И я слышала столько предсказаний за это время! Но до сих пор не чувствую, что век нефти на исходе. Я не удивлюсь, если будут какие-то новые потрясения, к примеру, как в 1999 г., когда нефть стоила $10 и говорили, что она упадет до $2. Но я всегда воздерживалась от прогнозов по ценам, предпочитая работать над возможными сценариями.  

— И какой сценарий ждет нас?

— В текущей ситуации возможны разные повороты. Если мы считаем, что пандемию можно контролировать, никаких локдаунов не будет, у нас позитивные прогнозы по вакцинации, то тогда и экономика восстанавливается, жизнь возвращается в нормальное русло, мы снова мобильны, путешествуем и потребление нефти растет. Но есть и другой сценарий: если вирус действительно мутирует, как мы слышим сейчас в новостях из Вьетнама, и сумеет выжить, приспособиться, то нам вновь предстоит столкнуться со сложной эпидемиологической ситуацией. И в этом случае мой прогноз про 90-100 млн баррелей в сутки будет неверным.

И ведь это далеко не все варианты. Есть сценарии крупных политических противостояний, в том числе с участием военных, которые, напротив, подстегнут цены на нефть.

— В ваших сценариях есть дефицит предложения нефти на рынке в этом году? 

— Подобные проблемы часто не являются нехваткой сырой нефти. Тут могут быть проблемы с логистикой поставок, как было в 2000-2004 гг. В других случаях дефицит был связан с бумажным рынком нефти, картина на котором была, мягко говоря, туманной. Рынок же нефти существовал и мог обеспечивать поставки.

— Особенно в случае ОПЕК+.

— Именно, именно. Поэтому, я думаю, всегда нужно осознавать текущую ситуацию в мире и в каком-то смысле возвращаться к воспоминаниям. Проблемы искусственно навязаны? Или они являются какой-то реальной физической проблемой?

— Недостаточное инвестирование в отрасли — это реальная проблема?

— Да, недостаточное инвестирование — это факт. Мы изучаем события, произошедшие в ходе этого сюрреалистического 2020 года, с его ракетным взлетом финансовых показателей Tesla, позволившим этой компании превзойти по стоимости Audi. Но будет ли так постоянно, через два года, через три, через десять лет? Я в этом сомневаюсь.

— Тогда позвольте мне задать следующий вопрос. Если мы примем во внимание климатическую повестку и коронавирус, влияющие на рынок и приводящие к сокращению инвестиций, как вы думаете, есть ли шанс для начала нового суперцикла?
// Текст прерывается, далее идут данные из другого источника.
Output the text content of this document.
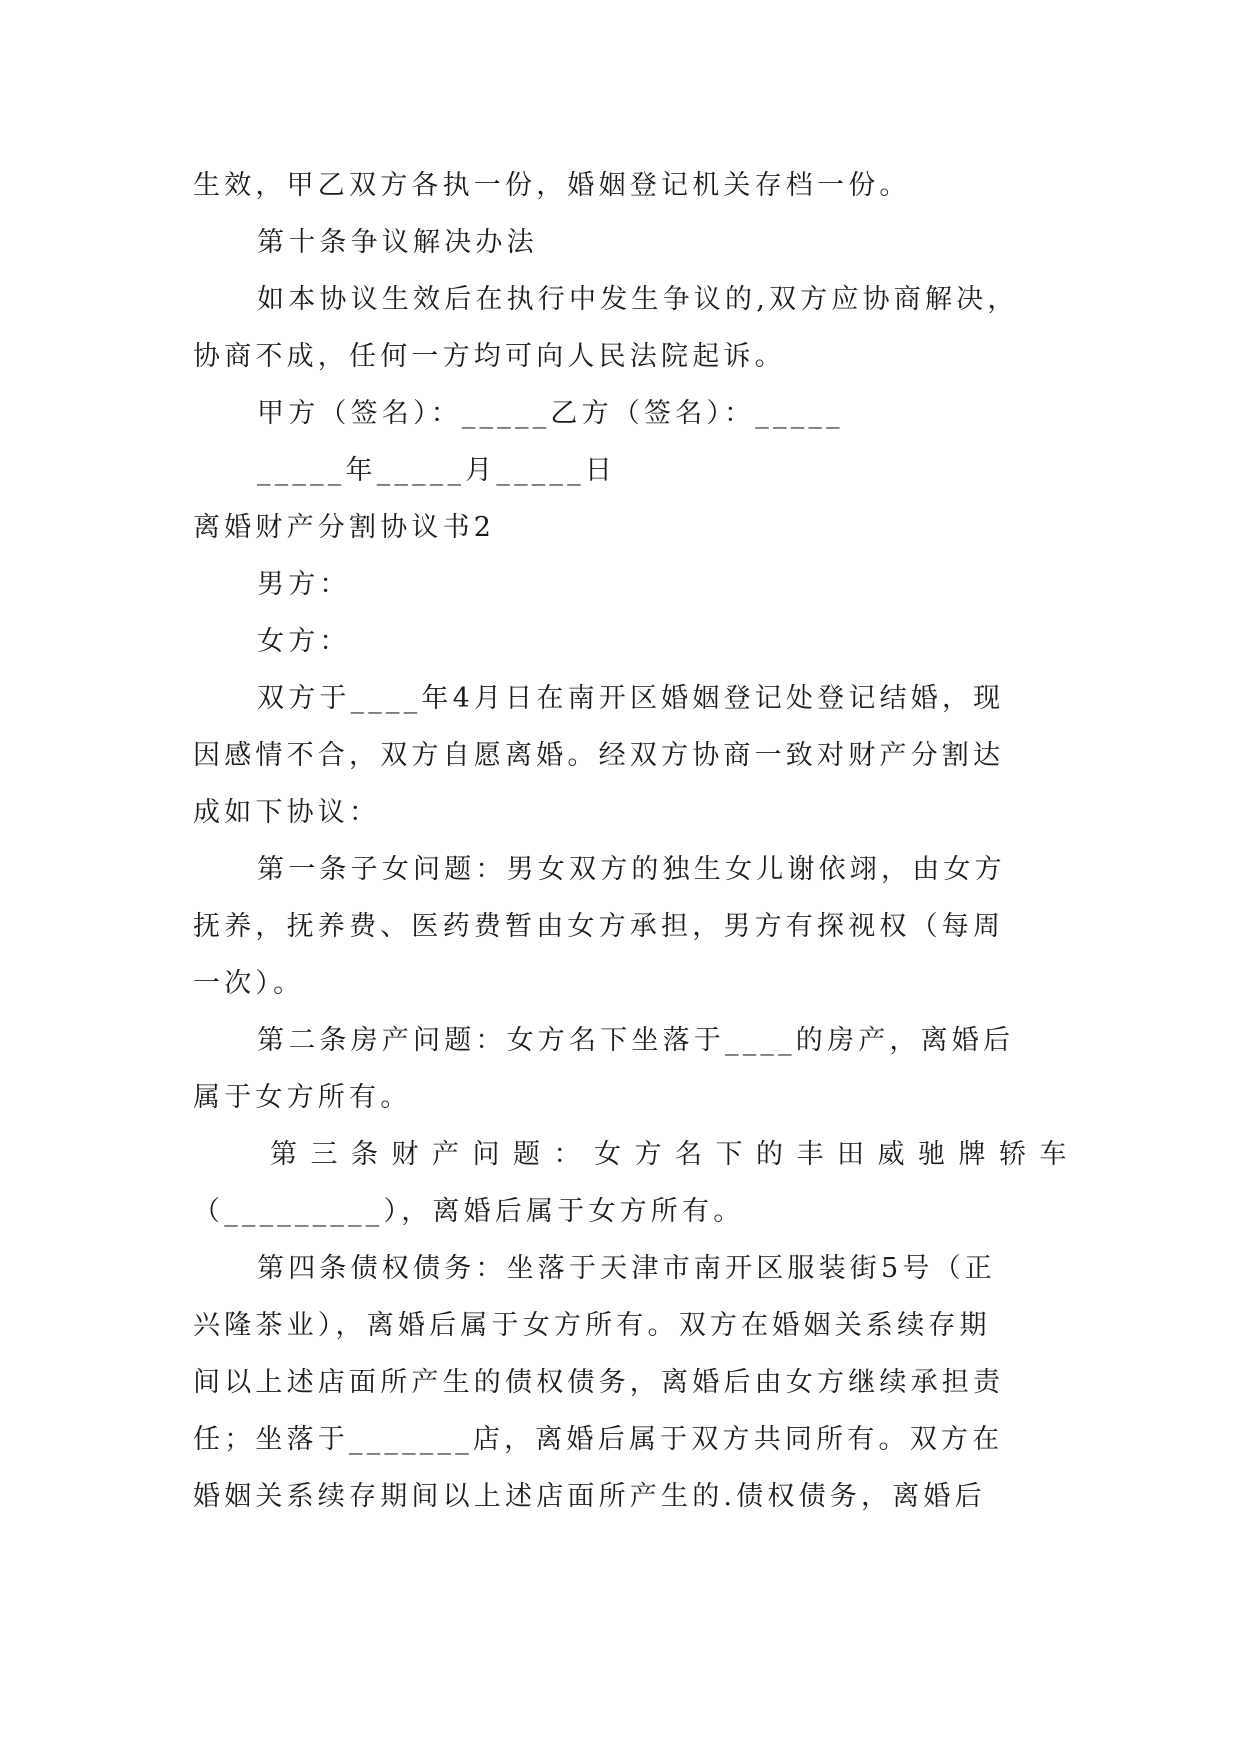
生效，甲乙双方各执一份，婚姻登记机关存档一份。
第十条争议解决办法
如本协议生效后在执行中发生争议的,双方应协商解决，
协商不成，任何一方均可向人民法院起诉。
甲方（签名）：_____乙方（签名）：_____
_____年_____月_____日
离婚财产分割协议书2
男方：
女方：
双方于____年4月日在南开区婚姻登记处登记结婚，现
因感情不合，双方自愿离婚。经双方协商一致对财产分割达
成如下协议：
第一条子女问题：男女双方的独生女儿谢依翊，由女方
抚养，抚养费、医药费暂由女方承担，男方有探视权（每周
一次）。
第二条房产问题：女方名下坐落于____的房产，离婚后
属于女方所有。
第三条财产问题：女方名下的丰田威驰牌轿车
（_________），离婚后属于女方所有。
第四条债权债务：坐落于天津市南开区服装街5号（正
兴隆茶业），离婚后属于女方所有。双方在婚姻关系续存期
间以上述店面所产生的债权债务，离婚后由女方继续承担责
任；坐落于_______店，离婚后属于双方共同所有。双方在
婚姻关系续存期间以上述店面所产生的.债权债务，离婚后
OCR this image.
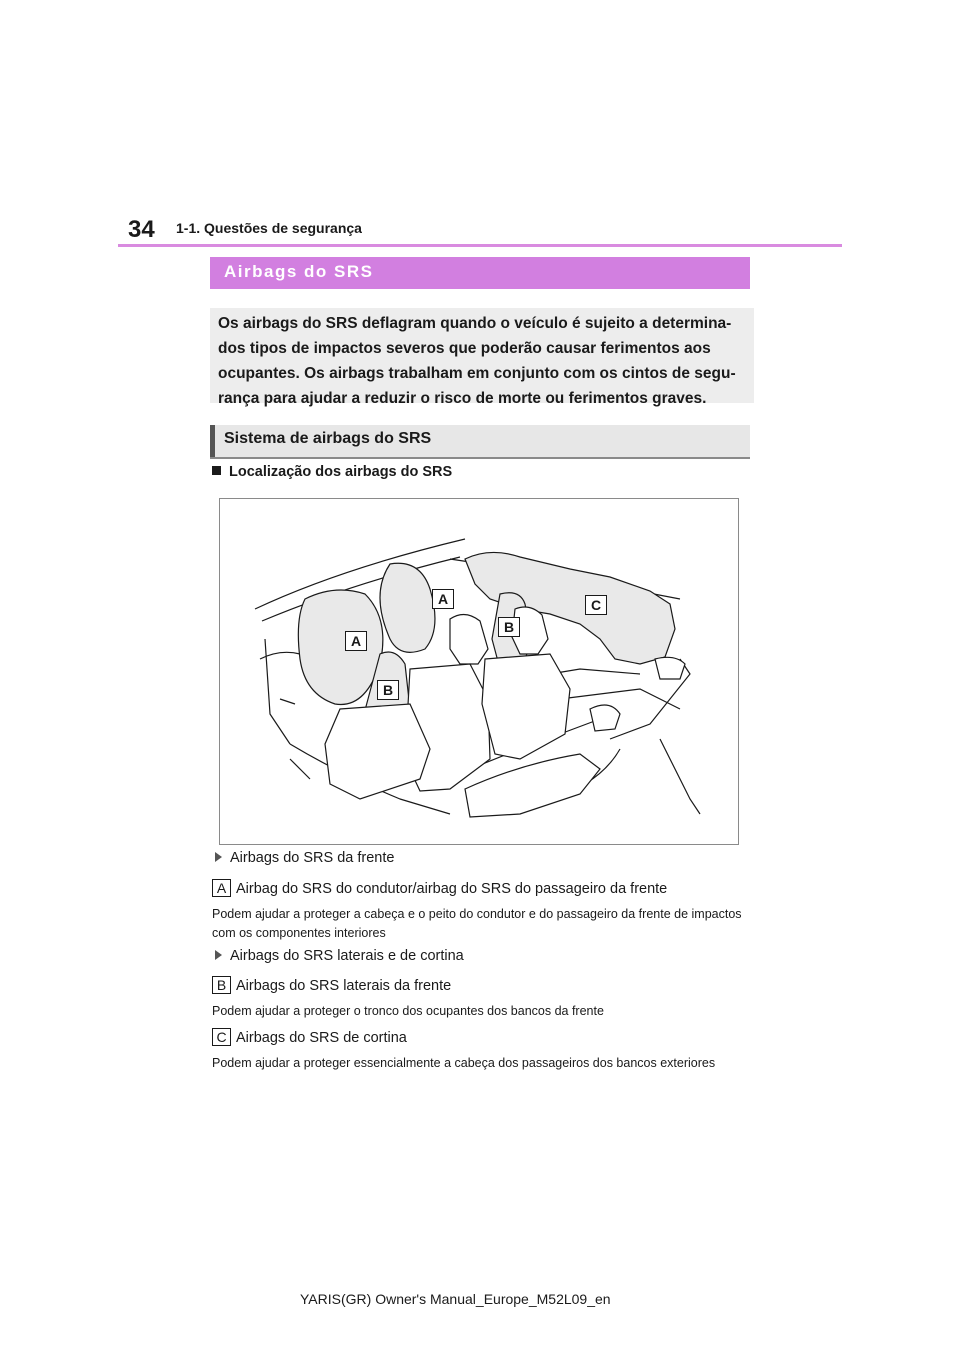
34 1-1. Questões de segurança
Airbags do SRS

Os airbags do SRS deflagram quando o veículo é sujeito a determina-dos tipos de impactos severos que poderão causar ferimentos aos ocupantes. Os airbags trabalham em conjunto com os cintos de segu-rança para ajudar a reduzir o risco de morte ou ferimentos graves.

Sistema de airbags do SRS
Localização dos airbags do SRS
A
A
B
B
C
Airbags do SRS da frente
A Airbag do SRS do condutor/airbag do SRS do passageiro da frente
Podem ajudar a proteger a cabeça e o peito do condutor e do passageiro da frente de impactos com os componentes interiores
Airbags do SRS laterais e de cortina
B Airbags do SRS laterais da frente
Podem ajudar a proteger o tronco dos ocupantes dos bancos da frente
C Airbags do SRS de cortina
Podem ajudar a proteger essencialmente a cabeça dos passageiros dos bancos exteriores
YARIS(GR) Owner's Manual_Europe_M52L09_en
Начало нового суперцикла — логичный вывод, если вы посмотрите, в частности, на цены на некоторые металлы. Знаете, никому не было дела до лития 10 лет назад. А теперь все смотрят документальные фильмы о Боливии или Чили, знают, что значит добыча лития и других металлов для окружающей среды, для ситуации на рынке труда, и самое главное, что это значит для ценообразования.

Я убеждена, что безвредной энергии не существует. Получение любого ее вида имеет свои последствия для окружающей среды. Но политические преследование определенной отрасли приводит к сокращению инвестиций, замораживанию производства, а значит дефициту, который, в свою очередь, знаменует собой начало нового суперцикла.

— Есть ли риск того, что Россия потеряет европейских клиентов нефтяных компаний из-за «зеленой» повестки в Европе?

— Когда в марте прошлого года Урсула фон дер Ляйен (председатель Еврокомиссии — прим. «Ведомостей») объявила о принятии «Зеленого пакта для Европы», это совпало с началом пандемии. Это было 9 марта, а 12–13 марта у нас появились совсем другие проблемы. Так что это объявление можно считать сугубо политическим. В Европе есть некие негласные правила, но там нет фундаментального законодательства, которое помогло бы их внедрить. Об этом много говорят, но мы все еще не знаем реальных последствий «зеленой» повестки.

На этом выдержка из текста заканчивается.